I've got a curious issue -- I am running Nextflow on a cluster that I typically do not use. many of my processes are getting errors like the following:

[b8/551435] NOTE: Process `lens:manifest_to_dna_procd_fqs:trim_galore (VanAllen_antiCTLA4_2015/p017/ad-770067)` terminated for an unknown reason -- Likely it has been terminated by the external system -- Execution is retried (1)

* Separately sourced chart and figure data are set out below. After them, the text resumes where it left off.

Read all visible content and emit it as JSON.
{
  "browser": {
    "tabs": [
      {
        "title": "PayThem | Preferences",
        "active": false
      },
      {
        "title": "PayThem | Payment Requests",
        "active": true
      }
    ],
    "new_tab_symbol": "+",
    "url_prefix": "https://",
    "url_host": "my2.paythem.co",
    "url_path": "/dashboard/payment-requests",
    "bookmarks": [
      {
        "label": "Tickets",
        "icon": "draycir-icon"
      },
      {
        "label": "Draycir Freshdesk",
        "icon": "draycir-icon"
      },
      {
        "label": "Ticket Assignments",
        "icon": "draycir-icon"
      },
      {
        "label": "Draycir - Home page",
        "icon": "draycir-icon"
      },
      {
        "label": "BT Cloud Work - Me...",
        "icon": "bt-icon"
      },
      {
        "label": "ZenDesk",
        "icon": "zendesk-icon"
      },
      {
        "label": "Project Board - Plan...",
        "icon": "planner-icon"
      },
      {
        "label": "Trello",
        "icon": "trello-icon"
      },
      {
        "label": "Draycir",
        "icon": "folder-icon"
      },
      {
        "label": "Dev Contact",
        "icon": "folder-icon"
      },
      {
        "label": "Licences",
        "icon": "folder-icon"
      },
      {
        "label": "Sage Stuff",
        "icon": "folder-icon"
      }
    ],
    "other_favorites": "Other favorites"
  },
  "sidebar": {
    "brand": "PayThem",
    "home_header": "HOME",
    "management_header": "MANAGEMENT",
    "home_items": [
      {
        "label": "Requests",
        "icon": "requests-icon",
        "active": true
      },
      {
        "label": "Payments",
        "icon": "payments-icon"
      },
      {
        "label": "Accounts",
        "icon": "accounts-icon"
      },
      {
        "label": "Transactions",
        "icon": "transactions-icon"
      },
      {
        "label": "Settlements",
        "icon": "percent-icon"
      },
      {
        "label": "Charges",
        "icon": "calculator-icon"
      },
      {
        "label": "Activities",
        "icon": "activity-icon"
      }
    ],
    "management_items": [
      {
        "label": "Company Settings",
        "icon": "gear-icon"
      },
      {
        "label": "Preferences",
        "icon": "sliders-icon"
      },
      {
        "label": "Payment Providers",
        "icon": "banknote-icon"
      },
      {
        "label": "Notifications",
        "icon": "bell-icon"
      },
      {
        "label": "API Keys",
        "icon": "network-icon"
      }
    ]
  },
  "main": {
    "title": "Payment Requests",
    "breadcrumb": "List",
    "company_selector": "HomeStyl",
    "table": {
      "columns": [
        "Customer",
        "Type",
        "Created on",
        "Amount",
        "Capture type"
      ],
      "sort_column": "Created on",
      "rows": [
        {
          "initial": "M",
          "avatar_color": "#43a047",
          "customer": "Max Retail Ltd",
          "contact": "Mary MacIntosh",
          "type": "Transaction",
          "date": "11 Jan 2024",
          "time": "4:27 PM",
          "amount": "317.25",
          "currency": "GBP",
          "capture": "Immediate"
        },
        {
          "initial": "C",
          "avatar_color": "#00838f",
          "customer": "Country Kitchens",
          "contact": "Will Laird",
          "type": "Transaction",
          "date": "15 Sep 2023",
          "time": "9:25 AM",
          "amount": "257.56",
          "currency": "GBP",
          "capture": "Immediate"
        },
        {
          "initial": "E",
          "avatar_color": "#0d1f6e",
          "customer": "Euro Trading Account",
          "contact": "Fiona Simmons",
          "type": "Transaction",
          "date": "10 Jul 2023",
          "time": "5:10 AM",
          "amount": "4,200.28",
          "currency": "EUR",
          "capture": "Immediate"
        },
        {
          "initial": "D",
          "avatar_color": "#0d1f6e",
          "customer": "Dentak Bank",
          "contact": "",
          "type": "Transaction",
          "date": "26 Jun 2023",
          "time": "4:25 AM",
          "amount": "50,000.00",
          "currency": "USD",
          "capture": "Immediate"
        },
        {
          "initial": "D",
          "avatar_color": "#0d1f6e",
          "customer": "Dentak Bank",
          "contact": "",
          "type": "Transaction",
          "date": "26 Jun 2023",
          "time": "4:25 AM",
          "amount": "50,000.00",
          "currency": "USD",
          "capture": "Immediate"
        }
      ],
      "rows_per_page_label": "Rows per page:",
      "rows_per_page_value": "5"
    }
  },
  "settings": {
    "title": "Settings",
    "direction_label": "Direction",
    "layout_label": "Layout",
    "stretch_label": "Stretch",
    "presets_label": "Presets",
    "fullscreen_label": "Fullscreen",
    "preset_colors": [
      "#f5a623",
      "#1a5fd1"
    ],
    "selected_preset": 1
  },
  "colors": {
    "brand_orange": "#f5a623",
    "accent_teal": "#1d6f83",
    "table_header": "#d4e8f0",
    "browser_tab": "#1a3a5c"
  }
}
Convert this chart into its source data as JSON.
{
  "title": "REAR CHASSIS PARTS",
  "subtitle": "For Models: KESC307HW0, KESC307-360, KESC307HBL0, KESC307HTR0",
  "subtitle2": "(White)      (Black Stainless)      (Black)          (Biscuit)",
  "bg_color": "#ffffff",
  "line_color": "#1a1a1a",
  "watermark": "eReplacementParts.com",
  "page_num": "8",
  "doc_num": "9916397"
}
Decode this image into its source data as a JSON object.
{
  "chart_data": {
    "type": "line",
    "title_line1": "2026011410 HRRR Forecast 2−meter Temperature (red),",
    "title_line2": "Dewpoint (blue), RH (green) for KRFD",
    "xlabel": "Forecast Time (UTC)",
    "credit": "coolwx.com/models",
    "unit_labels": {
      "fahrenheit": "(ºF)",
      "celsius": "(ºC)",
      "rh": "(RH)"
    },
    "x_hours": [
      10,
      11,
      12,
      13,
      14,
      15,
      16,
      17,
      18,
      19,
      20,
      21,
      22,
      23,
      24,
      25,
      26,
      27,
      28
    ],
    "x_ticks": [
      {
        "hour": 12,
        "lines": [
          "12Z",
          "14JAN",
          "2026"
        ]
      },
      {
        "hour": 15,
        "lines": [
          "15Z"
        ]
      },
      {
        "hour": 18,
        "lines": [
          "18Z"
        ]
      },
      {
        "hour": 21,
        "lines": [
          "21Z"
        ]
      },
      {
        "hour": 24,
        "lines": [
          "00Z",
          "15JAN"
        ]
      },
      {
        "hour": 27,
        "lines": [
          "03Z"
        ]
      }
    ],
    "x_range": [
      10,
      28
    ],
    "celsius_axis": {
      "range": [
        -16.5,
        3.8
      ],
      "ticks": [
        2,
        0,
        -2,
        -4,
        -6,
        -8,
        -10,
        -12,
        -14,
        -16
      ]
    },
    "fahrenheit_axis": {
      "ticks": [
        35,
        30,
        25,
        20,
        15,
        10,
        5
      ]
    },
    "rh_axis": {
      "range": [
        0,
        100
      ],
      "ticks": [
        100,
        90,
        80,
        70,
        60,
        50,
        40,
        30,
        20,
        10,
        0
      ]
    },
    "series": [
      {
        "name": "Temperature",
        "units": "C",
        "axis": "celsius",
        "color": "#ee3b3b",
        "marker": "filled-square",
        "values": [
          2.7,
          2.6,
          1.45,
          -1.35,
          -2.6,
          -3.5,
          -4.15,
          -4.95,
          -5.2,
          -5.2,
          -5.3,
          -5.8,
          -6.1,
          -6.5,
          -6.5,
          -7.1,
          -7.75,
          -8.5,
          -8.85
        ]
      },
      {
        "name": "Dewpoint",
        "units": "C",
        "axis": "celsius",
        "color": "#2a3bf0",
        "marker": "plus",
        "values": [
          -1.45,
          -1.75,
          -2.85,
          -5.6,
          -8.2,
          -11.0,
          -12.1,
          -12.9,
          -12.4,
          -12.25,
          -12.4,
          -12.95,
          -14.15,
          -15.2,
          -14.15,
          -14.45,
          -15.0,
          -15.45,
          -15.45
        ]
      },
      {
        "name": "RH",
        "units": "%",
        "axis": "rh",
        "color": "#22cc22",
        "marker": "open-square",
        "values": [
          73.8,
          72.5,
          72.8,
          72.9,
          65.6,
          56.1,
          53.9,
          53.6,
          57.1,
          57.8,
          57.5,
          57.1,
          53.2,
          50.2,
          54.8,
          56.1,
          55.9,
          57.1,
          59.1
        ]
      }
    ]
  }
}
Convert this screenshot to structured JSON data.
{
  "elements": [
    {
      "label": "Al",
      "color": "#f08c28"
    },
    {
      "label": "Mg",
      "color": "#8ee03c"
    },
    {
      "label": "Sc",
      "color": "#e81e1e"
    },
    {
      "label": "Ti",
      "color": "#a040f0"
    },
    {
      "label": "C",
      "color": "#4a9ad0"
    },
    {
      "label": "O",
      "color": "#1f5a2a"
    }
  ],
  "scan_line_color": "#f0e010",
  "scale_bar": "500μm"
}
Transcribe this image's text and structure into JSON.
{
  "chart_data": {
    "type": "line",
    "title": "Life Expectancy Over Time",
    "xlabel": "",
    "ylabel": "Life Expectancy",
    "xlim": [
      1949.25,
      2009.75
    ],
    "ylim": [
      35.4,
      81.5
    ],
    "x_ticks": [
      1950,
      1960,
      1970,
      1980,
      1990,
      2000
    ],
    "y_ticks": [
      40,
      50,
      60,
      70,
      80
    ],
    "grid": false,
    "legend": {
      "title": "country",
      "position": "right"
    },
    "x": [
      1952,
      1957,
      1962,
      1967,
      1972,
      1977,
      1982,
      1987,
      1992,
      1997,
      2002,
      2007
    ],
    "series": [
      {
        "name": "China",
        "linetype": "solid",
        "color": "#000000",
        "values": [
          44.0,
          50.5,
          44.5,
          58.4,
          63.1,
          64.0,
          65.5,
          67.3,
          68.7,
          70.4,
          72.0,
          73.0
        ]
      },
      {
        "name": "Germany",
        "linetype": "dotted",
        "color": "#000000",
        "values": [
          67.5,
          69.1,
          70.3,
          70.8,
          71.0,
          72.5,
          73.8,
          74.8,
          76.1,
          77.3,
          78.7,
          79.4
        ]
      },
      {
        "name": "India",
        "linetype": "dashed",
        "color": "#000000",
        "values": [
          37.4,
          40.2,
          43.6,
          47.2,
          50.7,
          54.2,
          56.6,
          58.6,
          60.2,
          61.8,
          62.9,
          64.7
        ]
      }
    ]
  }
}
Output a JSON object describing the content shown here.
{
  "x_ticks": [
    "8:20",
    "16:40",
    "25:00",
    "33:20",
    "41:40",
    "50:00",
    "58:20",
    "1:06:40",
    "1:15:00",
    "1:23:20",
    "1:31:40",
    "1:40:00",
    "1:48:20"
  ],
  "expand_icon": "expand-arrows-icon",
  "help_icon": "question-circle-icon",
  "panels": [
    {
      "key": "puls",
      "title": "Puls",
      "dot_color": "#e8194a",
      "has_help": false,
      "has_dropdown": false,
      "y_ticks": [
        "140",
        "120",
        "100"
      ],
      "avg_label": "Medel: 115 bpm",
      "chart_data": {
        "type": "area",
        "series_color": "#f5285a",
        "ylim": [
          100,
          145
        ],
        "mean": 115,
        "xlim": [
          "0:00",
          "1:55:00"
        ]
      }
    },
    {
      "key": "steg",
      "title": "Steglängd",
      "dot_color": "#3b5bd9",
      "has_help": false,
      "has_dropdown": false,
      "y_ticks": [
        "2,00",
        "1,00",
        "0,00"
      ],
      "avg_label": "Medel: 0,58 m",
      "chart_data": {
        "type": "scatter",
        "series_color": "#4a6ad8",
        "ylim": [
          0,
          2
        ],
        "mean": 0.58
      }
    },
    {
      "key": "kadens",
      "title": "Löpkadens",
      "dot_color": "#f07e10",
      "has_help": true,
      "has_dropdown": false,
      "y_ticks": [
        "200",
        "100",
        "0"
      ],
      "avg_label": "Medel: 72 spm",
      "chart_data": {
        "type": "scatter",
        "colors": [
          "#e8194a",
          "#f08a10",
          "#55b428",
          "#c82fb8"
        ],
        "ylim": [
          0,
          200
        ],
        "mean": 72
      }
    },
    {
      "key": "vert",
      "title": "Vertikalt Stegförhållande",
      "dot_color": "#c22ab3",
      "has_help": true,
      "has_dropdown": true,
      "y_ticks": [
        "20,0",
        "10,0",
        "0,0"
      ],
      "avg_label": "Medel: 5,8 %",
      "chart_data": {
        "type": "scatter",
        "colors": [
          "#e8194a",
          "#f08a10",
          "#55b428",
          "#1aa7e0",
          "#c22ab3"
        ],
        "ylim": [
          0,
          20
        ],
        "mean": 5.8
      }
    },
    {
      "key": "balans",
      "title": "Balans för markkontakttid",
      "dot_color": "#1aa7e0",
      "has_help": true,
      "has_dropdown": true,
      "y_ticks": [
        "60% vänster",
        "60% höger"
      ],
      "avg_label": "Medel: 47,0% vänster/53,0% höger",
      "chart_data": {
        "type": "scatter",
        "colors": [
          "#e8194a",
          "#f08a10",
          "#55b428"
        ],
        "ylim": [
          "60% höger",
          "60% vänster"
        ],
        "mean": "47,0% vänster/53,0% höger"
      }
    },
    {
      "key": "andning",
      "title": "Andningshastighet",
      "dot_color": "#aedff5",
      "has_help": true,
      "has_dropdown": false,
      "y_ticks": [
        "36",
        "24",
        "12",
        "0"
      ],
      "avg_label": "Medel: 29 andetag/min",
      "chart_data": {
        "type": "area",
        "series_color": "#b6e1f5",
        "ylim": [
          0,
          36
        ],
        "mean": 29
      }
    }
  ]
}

Yet, if I go to the work directory, the process is clearly still running:

(base) [spvensko@longleaf-login4 5cb96b7bf20f816c13f22f8f0e3b08]$ realpath .
(base) [spvensko@longleaf-login4 5cb96b7bf20f816c13f22f8f0e3b08]$ ls -lhdrt *
lrwxrwxrwx 1 spvensko users   75 Oct 21 13:11 VanAllen_antiCTLA4_2015-p013-nd-780020_1.fastq.gz -> /pine/scr/s/p/spvensko/fastqs/VanAllen_antiCTLA4_2015/SRR2780020_1.fastq.gz
lrwxrwxrwx 1 spvensko users   75 Oct 21 13:11 VanAllen_antiCTLA4_2015-p013-nd-780020_2.fastq.gz -> /pine/scr/s/p/spvensko/fastqs/VanAllen_antiCTLA4_2015/SRR2780020_2.fastq.gz
-rw-r--r-- 1 spvensko users 3.8G Oct 21 13:23 VanAllen_antiCTLA4_2015-p013-nd-780020_1_trimmed.fq.gz
-rw-r--r-- 1 spvensko users 3.3K Oct 21 13:23 VanAllen_antiCTLA4_2015-p013-nd-780020_1.fastq.gz_trimming_report.txt
-rw-r--r-- 1 spvensko users  630 Oct 21 13:23 VanAllen_antiCTLA4_2015-p013-nd-780020_2.fastq.gz_trimming_report.txt
-rw-r--r-- 1 spvensko users 2.0G Oct 21 13:30 VanAllen_antiCTLA4_2015-p013-nd-780020_2_trimmed.fq.gz

Anyone seen this behavior before?

1 reply
Is there a way to count the number of elements in a channel and exit if there aren't enough files?
I'm looking for something similar to .ifEmpty(), but instead of empty, I want it to do something if there are less than 5 values in it.